Por: Hans Lukacs / 07 de octubre, 2012
La proyección de «La noche de Enfrente» en el Festival de Cine de Valdivia no podía ser más sui géneris: a las 11:30 horas, con una sala sin las grandes masas de otras funciones, y con la proyección sorpresa de «Ahora te vamos a llamar hermano», pequeña película realizada por Ruiz en los añejos años de la unidad Popular.
Ver «La noche de Enfrente» no puede estar, para nosotros, sino bañada en prejuicios: un cineasta fundacional, influyente y que nos lega una especie de testamento audiovisual, la «última película» o su «película póstuma», como los lugares comunes. Sin dudas, ésta no es su obra más brillante, pero aún así no deja de brillar en un opaco panorama que permea la perspectiva en torno al carácter del cine en tiempos modernos. Para enteder «La noche de enfrente» es importante entender su contexto: la absoluta conciencia de ser la -posiblemente- última película que realizara un autor dirige permanentemente la mirada hacia un tema que pareció obsesionar a Ruiz durante toda su filmografía, como son los muertos. Los muertos como presencias, ausencias, relatos, voces, legados, espacios, miradas, sensaciones, oscuridades y luces. La muerte como el pequeño espacio irónico donde la vida deja de mirarse a si misma como un producto o un despojo.
Si nos acercáramos al lugar común favorito de ciertos críticos, sería relativamente sencillo hablar de lo «póstumo», de la «muerte» y de la «despedida». Nada de ello hay en esta película, crisol de varias obsesiones ruizianas a lo largo de sus obras. Desde las casas añejas plagadas de detalles como en «El Tango del Viudo», los diálogos laberínticos (y etílicos) de «Tres Tristes Tigres», los fantasmas de «La Expropiación», el totalitarismo de «El paraíso perdido», la obsesión paterna por el mar de «Tres coronas del marinero»…todo parece ser un retorno, estilizado y formalista, de todas aquellas viejas temáticas trazadas a lo largo de casi cincuenta años de obra cuestionadora, sarcástica, provocadora. En esta linea, no es menor la similitud en cuanto a tono que adquiere el film con las últimas películas de Carl Dreyer: el sujeto pasa a ser el articulador del espacio y el tiempo, siendo el encuadre la llave para proponer perspectivas que propugnan una constante alegoría del tiempo como un retorno.

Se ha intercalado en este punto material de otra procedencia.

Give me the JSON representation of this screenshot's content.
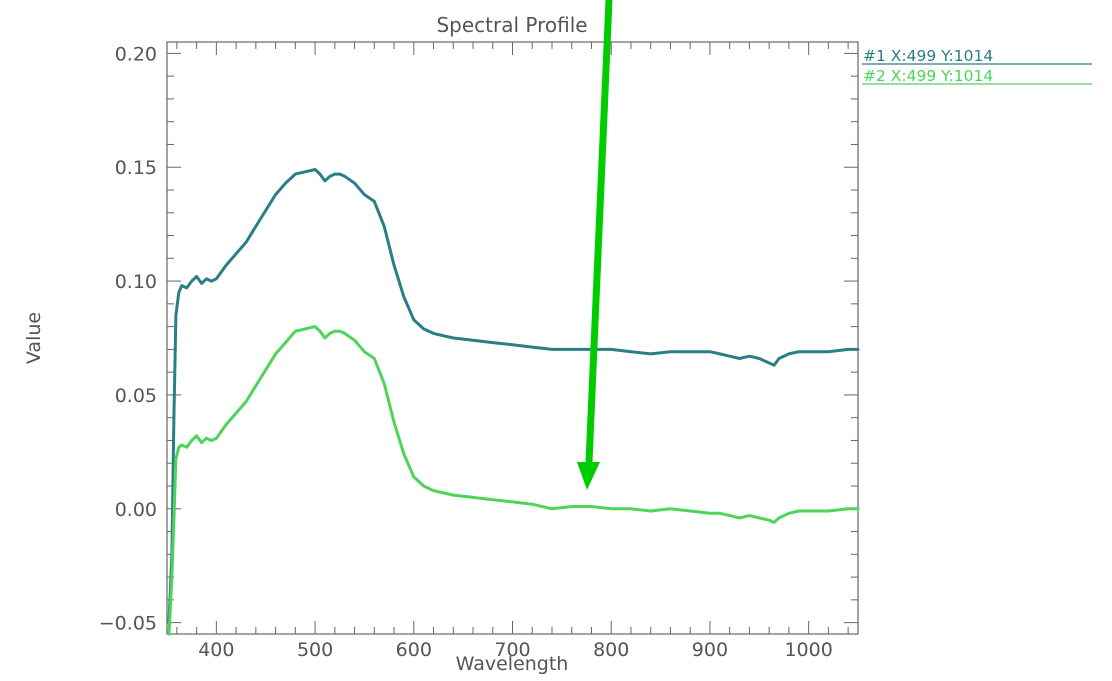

Nuevos séquitos de Salieris han re descubierto una obra que para algún descuidado se encuentra en un pequeño compendio llamado «La noche de enfrente». Un anciano se apresta a jubilar y paralelamente comenzar a despedirse dialogando con su vida. Nada es ahora y todo es pasado, incluyendo los curiosos chroma key que resuelven la fantasía material de un tiempo que oscila entre la vida y la nada, haciéndose palabra para desaparecer entre los seres muertos. Este anciano dialoga sin prejuicios con músicos muertos, escritores muertos, poetas muertos. Asiste a las clases de infancia donde está prohibido abrir los ojos, de la misma manera en que ahora los jóvenes los cierran en el aula por voluntad propia. Es una reflexión que nada tiene que ver con la nostalgia de partir, menos con discursos póstumos que el propio Ruiz se encarga de desacralizar constantemente, riéndose de ellos.
Son casi dos horas de película, que perfectamente podrían haber sido noventa minutos, pero pareciera que las delicias formales de Ruiz terminaron por seducir una trama que oscila y se extiende más allá de su propio sustento, lo que resta más que suma a una pieza, por cierto, relevante dentro del panorama fílmico nacional. ¿En que se diferencia? en su preocupación por el entorno, la sensibilidad por el sentido de lo colectivo de la historia, los hilos invisibles del entramado humano y la soledad de quien muere sin saberlo. Una gran actuación de Sergio Hernández (el mismo de «Diálogo de Exiliados», por cierto) otorga un retrato de chilenidad que no aparece en películas contemporáneas. Algo que suele ser usual: los viejos son más jóvenes que los mismos jóvenes.